One of the biggest problems is the lack of diversity seen in the media, which idealizes female celebrities that are white, tall, and thin. This is unhealthy for many young girls of different ethnicities because they are seeing a society that does not represent their ethnicity well in the media. A 2015 study by Laura Romo held a focus group with Mexican American adolescent females to discuss their views on body image and the media. Most of the girls said they were aware that being thin is the standard of beauty as shown by white women in movies, television shows, advertisements, and so forth.
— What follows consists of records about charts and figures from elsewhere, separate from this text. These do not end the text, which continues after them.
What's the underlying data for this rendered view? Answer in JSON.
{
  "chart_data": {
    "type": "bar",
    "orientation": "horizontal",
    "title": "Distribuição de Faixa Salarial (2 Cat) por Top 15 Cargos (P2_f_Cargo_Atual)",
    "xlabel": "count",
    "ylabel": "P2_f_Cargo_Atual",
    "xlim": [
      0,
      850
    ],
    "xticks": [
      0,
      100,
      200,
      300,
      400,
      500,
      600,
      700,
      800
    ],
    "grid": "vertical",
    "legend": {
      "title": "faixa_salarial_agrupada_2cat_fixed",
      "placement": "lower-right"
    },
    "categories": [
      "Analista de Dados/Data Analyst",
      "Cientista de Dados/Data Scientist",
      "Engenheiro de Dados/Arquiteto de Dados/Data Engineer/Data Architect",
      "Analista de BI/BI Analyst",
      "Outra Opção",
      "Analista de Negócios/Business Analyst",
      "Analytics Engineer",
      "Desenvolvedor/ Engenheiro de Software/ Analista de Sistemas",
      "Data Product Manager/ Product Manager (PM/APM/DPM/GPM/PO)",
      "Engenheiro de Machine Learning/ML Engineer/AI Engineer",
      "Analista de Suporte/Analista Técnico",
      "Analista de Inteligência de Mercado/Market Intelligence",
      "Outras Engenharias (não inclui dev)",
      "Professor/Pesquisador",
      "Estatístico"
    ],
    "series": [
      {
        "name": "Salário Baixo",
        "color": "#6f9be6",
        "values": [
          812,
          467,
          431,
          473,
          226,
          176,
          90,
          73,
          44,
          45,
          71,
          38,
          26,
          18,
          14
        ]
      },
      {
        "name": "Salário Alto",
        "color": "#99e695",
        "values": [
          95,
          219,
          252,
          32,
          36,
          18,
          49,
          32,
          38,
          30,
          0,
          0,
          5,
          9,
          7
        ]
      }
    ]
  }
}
And, although many of them admire some of the curvier bodies in the media (some mentioned Beyoncé and Selena), they sometimes still feel pressure of reflecting the mainstream ideal of being thin. One 16-year-old girl in the focus group said “in white culture basically you just have to be skinny. Because you see it on TV, you see it on magazines, you see it everywhere. Everywhere you go, you basically hear that you are supposed to be like that.” If this is what girls of color are seeing in the media, you can imagine how that affects their own body image.
However, there has begun to be a push towards a more diverse standard of beauty, both in body image and diversity in ethnicity. There are brands such as Aerie that have vowed to no longer Photoshop their models because it is about “body positivity and loving your real self.” There are also celebrities speaking out about being photoshopped and about diverse bodies in the media. Danielle
Brooks, known for her role in the show Orange is the New Black, recently called for a change in the media saying, “Ideally, I want to see all beauties, all shapes, all sizes, all skin tones, all backgrounds represented in my profession. Now that I am blessed to be that reflection I was once looking for, I’m making a promise to speak out for that little girl that I used to be.”
Another example of a celebrity speaking out about body image is actress Gina Rodriguez. In an interview, Gina said she learned body image positivity from her father saying, “he prepared us to be able to look at billboards and magazines and say, ‘this is not the only body type that is beautiful.’ He would encourage us to find our beauty and accept our beauty as what God gave us.”
It is important for young girls to seek out these body positive celebrities so that they understand that beauty is being yourself and accepting yourself.